Gastroenteropancreatic neuroendocrine neoplasms (GEP-NEN) account for approximately 70% of neuroendocrine neoplasms and approximately 1.5–2% of all gastrointestinal and pancreatic neoplasms(1,2). GEP-NEN arise from diffuse endocrine system (DES) cells present in the pancreas and the gastrointestinal system(1,3). Neuroendocrine tumours of the pancreas account for 7% of all GEP-NEN and approximately 10% of all pancreatic neoplasms(4). In recent years an increase in the prevalence of gastric and rectal NEN versus intestinal NEN has been observed(1,5–10). The NEN detection rate has significantly increased over the last few decades(1,3). Currently, it is estimated that NEN incidence is 3–5.2/100,000 new cases per year. The general prevalence rate for these neoplasms is 35/100,000 cases on average, i.e. 5.86/100,000 individuals per year(1,3). The prevalence of NEN in men is higher than that in women (52%; 5.35/100,000/year vs 48%; 4.76/100,000/year)(1,3). A higher risk of the disease has been noted in African Americans, Latinos and Asians and the mean age upon diagnosis is 63 years(5,6). The majority of NEN are sporadic in nature and develop approximately 15 years later than the rarer NEN associated with genetic syndromes (25%)(4,7). Pancreatic neuroendocrine neoplasms (mainly hormonally inactive ones) and gastrinoma occur in 25–75% patients with MEN1 syndrome(7). In patients with a mutation in the VHL gene, neuroendocrine tumours are usually benign, while other neoplasms occurring in this syndrome (e.g. clear cell renal cell carcinoma) are malignant(7,8). Pancreatic neuroendocrine neoplasms in NF1 syndrome and tuberous sclerosis complex are rare (1%); the diagnosis is made in late-stage disease(9).

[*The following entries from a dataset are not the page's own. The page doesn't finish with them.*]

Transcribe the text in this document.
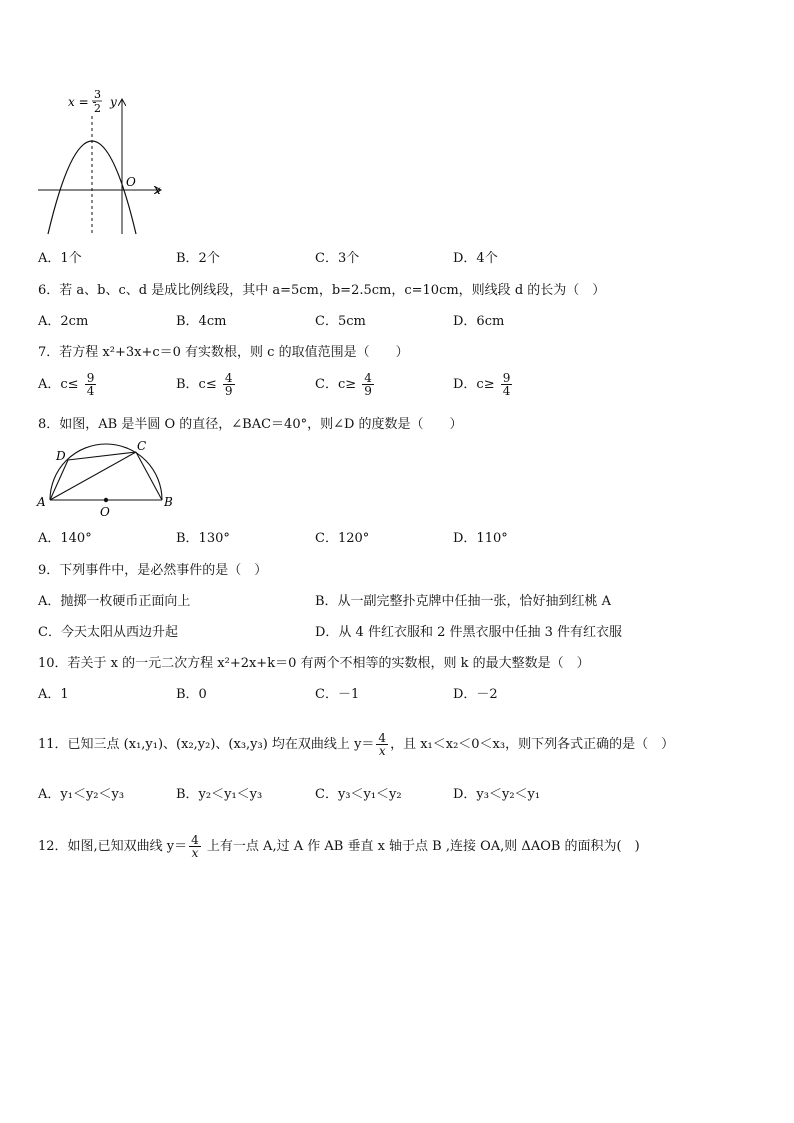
x = -
3
2 y
x
O
A．1个	B．2个	C．3个	D．4个
6．若 a、b、c、d 是成比例线段，其中 a=5cm，b=2.5cm，c=10cm，则线段 d 的长为（　）
A．2cm	B．4cm	C．5cm	D．6cm
7．若方程 x²+3x+c＝0 有实数根，则 c 的取值范围是（　　）
A．$c\le \frac{9}{4}$	B．$c\le \frac{4}{9}$	C．$c\ge \frac{4}{9}$	D．$c\ge \frac{9}{4}$
8．如图，AB 是半圆 O 的直径，∠BAC＝40°，则∠D 的度数是（　　）
A	B
C
D
O
A．140°	B．130°	C．120°	D．110°
9．下列事件中，是必然事件的是（　）
A．抛掷一枚硬币正面向上	B．从一副完整扑克牌中任抽一张，恰好抽到红桃 A
C．今天太阳从西边升起	D．从 4 件红衣服和 2 件黑衣服中任抽 3 件有红衣服
10．若关于 x 的一元二次方程 x²+2x+k＝0 有两个不相等的实数根，则 k 的最大整数是（　）
A．1	B．0	C．－1	D．－2
11．已知三点 (x₁,y₁)、(x₂,y₂)、(x₃,y₃) 均在双曲线上 $y= \frac{4}{x}$ ，且 x₁＜x₂＜0＜x₃，则下列各式正确的是（　）
A．y₁＜y₂＜y₃	B．y₂＜y₁＜y₃	C．y₃＜y₁＜y₂	D．y₃＜y₂＜y₁
12．如图,已知双曲线 $y= \frac{4}{x}$ 上有一点 A,过 A 作 AB 垂直 x 轴于点 B ,连接 OA,则 ΔAOB 的面积为(　)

In the majority of GEP-NEN cases no risk factor for the development of a tumour was identified. It was observed that hypergastrinaemia, diabetes and ulcerative colitis may be associated with the development of NEN, but no cause-and-effect relationship was confirmed(4).
A special feature of NEN is the production of hormones or biogenic amines which can produce numerous clinical symptoms. In the case of disease spread symptoms of carcinoid syndrome may occur such as diarrhoea, tachycardia, hot flushes and reddening of the skin(3). The majority of NEN are hormonally inactive with uncharacteristic symptoms associated mainly with the local development of a tumour (abdominal pain, compression, ileus) or spread to the liver(4).

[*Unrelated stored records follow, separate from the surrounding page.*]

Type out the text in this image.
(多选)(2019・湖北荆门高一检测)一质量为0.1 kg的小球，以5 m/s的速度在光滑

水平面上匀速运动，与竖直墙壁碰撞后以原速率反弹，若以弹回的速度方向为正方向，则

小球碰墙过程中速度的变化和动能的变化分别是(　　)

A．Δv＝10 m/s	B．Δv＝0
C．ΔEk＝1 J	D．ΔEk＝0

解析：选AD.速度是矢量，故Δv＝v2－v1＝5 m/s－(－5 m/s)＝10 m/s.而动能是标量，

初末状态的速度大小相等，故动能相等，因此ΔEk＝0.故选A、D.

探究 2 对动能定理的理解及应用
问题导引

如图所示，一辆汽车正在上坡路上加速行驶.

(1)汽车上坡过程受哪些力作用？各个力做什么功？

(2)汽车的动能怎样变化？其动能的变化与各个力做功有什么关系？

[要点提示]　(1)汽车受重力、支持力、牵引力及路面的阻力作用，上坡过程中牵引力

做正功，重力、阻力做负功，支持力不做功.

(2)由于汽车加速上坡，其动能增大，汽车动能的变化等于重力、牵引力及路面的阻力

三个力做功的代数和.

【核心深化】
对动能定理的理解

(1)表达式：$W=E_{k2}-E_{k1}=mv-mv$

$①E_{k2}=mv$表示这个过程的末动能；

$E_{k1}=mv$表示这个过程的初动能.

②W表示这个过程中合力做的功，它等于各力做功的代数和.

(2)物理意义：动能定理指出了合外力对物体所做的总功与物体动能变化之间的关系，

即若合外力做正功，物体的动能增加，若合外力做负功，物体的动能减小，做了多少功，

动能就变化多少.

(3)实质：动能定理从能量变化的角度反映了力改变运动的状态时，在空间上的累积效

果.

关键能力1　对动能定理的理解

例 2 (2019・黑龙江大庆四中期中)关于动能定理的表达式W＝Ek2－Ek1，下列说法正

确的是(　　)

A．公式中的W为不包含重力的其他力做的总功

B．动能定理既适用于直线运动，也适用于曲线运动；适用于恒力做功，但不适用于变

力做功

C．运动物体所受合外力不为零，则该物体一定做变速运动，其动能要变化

Currently, more than half of GEP-NEN are detected incidentally, usually during surgery of the small intestine and appendix and in imaging studies or endoscopic procedures performed for other indications(1,4). Sometimes the first symptom of the disease is metastatic lesions in the liver(1,4). The proportion of small intestinal NEN in which the primary lesion was not found is approximately 70%. The 5-year survival rate for these patients is estimated to be 50%(10).

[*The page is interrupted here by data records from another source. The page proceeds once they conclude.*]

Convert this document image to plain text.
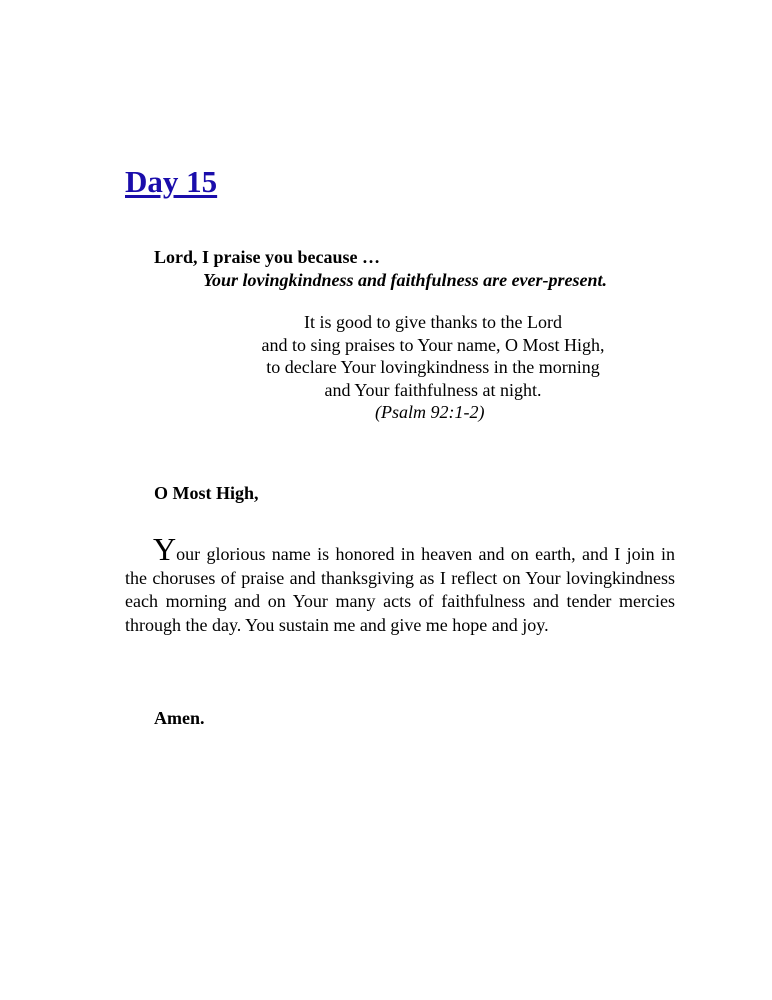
Day 15
Lord, I praise you because …
Your lovingkindness and faithfulness are ever-present.
It is good to give thanks to the Lord
and to sing praises to Your name, O Most High,
to declare Your lovingkindness in the morning
and Your faithfulness at night.
(Psalm 92:1-2)
O Most High,

Your glorious name is honored in heaven and on earth, and I join in the choruses of praise and thanksgiving as I reflect on Your lovingkindness each morning and on Your many acts of faithfulness and tender mercies through the day. You sustain me and give me hope and joy.

Amen.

A neuroendocrine tumour is diagnosed based on clinical presentation, assessment of specific and non-specific NEN markers, imaging studies and histopathological examination(4). As for laboratory testing, assay of chromogranin A (CgA), which is a characteristic, but non-specific marker, may be helpful. The monitoring of changes in the levels of this marker may be very helpful for excluding recurrence or spread of the neoplastic process, particularly for NEN arising from the small intestine(1). Other markers assessed depending on the symptoms presented by the patient and the suspected type of NEN include: chromogranin B, pancreatic polypeptide, gastrin, 5-hydroxyindoleacetic acid (5-HIAA), glucose, insulin, C-peptide, glucagon and vasoactive intestinal peptide (VIP). If MEN1 is suspected, the assessment of pituitary function, evaluation of calcium and phosphate balance and genetic testing are necessary. A diagnostic novelty is NETest with the assessment of expression of selected gene transcripts characteristic for NEN. The evaluation of circulating microRNA, which are stable in body fluids and characteristic for a given neoplasm, is a promising method(1,11).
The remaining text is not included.